Anschlag in Damaskus Syriens Verteidigungsminister getötet
18.07.2012, 12:40 Uhr
Daud Radscheha (Mitte) wird getötet.
(Foto: dpa)
In Syriens Hauptstadt Damaskus kommt es in einem Regierungsgebäude zu einer schweren Explosion. Der Verteidigungsminister des Assad-Regimes kommt ums Leben, ebenso Assads Schwager. Unterdessen berichten abtrünnige Militärs Schreckliches aus Krankenhäusern. So sollen dort Verwundete einfach totgespritzt werden.
In der syrischen Hauptstadt Damaskus spitzt sich die Lage dramatisch zu. Vor dem Gebäude der Nationalen Sicherheitsbehörde detonierte ein Sprengsatz vor. Dabei starben im Al-Rawda-Viertel fünf Menschen. Unter den Toten ist Verteidigungsminister Daud Radscheha. Auch der Schwager von Baschar al-Assad wurde offenbar getötet. In dem Gebäude habe gerade eine hochrangig besetzte Sitzung stattgefunden, zahlreiche Angehörige der Sicherheitskräfte seien verletzt worden, hieß es. Unter den Verletzten soll Innenminister Mohammed Ibrahim al-Schaar sein.

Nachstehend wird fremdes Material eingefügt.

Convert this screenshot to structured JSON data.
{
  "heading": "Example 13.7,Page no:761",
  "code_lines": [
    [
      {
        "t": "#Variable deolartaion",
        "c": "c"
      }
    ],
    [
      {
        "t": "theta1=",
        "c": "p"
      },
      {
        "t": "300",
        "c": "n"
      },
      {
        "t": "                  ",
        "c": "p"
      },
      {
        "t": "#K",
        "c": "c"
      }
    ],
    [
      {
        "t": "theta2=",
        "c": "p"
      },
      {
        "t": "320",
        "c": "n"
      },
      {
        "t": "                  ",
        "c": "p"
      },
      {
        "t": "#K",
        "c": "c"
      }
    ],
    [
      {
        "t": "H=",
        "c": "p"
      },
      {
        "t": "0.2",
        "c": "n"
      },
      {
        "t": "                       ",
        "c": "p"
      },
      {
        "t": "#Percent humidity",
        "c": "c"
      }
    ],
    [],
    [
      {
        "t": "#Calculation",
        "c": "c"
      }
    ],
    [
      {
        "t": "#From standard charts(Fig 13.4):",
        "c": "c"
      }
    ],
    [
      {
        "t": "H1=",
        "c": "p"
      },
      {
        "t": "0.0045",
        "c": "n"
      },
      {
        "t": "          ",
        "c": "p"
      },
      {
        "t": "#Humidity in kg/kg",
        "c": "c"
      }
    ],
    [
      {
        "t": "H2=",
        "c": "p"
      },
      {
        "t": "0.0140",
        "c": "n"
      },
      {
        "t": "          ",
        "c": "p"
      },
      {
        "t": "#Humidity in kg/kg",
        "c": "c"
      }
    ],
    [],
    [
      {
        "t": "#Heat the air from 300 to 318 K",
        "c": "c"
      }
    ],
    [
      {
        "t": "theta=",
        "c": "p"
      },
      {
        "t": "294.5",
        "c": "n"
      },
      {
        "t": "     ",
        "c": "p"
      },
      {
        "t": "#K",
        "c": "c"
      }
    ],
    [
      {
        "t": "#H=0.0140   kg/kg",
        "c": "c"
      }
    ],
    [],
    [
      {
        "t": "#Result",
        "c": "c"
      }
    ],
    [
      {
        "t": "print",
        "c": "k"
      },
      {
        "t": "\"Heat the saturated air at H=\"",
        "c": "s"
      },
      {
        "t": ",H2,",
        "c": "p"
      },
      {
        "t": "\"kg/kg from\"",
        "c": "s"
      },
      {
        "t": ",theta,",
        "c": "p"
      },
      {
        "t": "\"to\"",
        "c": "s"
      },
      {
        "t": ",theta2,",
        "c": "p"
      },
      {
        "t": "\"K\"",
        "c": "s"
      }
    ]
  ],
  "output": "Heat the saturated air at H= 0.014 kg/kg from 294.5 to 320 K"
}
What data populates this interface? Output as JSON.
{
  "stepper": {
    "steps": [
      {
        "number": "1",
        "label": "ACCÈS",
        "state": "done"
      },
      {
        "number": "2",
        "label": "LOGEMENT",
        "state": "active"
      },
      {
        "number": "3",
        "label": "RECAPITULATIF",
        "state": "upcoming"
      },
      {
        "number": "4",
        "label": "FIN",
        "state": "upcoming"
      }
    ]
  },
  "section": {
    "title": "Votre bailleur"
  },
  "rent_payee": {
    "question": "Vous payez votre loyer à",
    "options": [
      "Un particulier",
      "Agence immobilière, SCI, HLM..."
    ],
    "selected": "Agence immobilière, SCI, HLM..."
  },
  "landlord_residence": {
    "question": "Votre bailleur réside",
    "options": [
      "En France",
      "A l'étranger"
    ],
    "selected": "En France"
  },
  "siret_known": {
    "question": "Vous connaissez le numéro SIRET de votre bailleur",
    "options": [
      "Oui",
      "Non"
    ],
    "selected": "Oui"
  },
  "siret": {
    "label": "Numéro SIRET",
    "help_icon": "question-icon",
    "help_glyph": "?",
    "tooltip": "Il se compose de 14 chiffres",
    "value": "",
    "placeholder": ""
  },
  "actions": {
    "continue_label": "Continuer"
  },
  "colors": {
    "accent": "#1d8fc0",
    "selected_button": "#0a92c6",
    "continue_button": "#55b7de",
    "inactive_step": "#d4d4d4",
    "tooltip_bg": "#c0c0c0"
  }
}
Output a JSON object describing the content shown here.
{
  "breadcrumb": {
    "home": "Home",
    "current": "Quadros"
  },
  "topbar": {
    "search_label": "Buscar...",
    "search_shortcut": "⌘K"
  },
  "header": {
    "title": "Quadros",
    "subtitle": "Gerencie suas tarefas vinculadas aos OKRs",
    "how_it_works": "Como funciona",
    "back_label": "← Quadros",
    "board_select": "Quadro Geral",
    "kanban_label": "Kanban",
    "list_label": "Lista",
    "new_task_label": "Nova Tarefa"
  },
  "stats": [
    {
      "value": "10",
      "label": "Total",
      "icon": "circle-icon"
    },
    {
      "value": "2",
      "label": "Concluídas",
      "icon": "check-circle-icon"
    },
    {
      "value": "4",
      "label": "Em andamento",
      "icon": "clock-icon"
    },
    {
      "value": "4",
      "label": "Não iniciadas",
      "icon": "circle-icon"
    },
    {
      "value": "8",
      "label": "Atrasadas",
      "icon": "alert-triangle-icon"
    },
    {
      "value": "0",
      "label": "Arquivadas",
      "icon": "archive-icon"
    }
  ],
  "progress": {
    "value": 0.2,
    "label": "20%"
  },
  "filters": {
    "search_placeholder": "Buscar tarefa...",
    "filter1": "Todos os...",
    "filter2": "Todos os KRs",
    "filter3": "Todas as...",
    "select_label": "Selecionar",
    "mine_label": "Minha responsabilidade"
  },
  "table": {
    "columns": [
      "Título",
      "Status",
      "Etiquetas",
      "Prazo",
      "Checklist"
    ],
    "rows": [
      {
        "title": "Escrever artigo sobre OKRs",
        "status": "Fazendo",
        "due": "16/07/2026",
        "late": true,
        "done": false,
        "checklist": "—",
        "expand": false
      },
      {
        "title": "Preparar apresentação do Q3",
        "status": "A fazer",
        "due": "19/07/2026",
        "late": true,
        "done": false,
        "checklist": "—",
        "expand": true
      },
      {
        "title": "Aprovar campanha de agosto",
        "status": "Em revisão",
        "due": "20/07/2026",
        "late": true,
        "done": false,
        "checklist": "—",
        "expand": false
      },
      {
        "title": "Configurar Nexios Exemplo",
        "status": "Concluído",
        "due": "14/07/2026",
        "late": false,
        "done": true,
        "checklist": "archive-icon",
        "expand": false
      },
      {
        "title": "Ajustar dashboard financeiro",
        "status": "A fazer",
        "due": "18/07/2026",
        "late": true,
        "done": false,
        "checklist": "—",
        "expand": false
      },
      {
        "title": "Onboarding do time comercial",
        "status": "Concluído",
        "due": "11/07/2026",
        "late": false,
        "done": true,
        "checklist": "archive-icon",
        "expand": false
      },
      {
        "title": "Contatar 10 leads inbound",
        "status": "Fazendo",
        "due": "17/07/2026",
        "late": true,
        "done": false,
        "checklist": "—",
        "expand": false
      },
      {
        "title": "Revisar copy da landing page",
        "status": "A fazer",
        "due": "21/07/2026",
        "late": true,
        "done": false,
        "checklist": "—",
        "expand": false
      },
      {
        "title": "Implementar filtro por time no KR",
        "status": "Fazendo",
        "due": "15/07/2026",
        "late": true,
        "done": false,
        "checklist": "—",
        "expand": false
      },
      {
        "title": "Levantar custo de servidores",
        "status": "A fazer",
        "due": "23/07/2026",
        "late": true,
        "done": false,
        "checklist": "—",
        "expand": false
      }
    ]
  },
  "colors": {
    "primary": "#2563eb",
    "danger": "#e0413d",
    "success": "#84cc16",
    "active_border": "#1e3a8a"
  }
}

Das Staatsfernsehen berichtete, das Attentat sei das Werk eines Selbstmordattentäters. Regimegegner sprachen von einer Autobombe. Bei mehreren Anschlägen in Damaskus in den vergangenen Monaten waren Dutzende Menschen ums Leben gekommen. Die Opposition und das Regime hatten sich jeweils gegenseitig beschuldigt
Die Rebellen hatten zuvor eine "Schlacht für die Befreiung" von Damaskus angekündigt. Die regierungsnahe Zeitung "Al-Watan" titelte, der Kampf um Damaskus werde "bald beendet" sein, die Hauptstadt werde zum "Friedhof der Angreifer". Auch aus anderen Landesteilen wurden anhaltende Kämpfe gemeldet. Am Dienstag waren nach Angaben der Beobachtungsstelle bei der landesweiten Gewalt 93 Menschen getötet worden, darunter 48 Zivilisten.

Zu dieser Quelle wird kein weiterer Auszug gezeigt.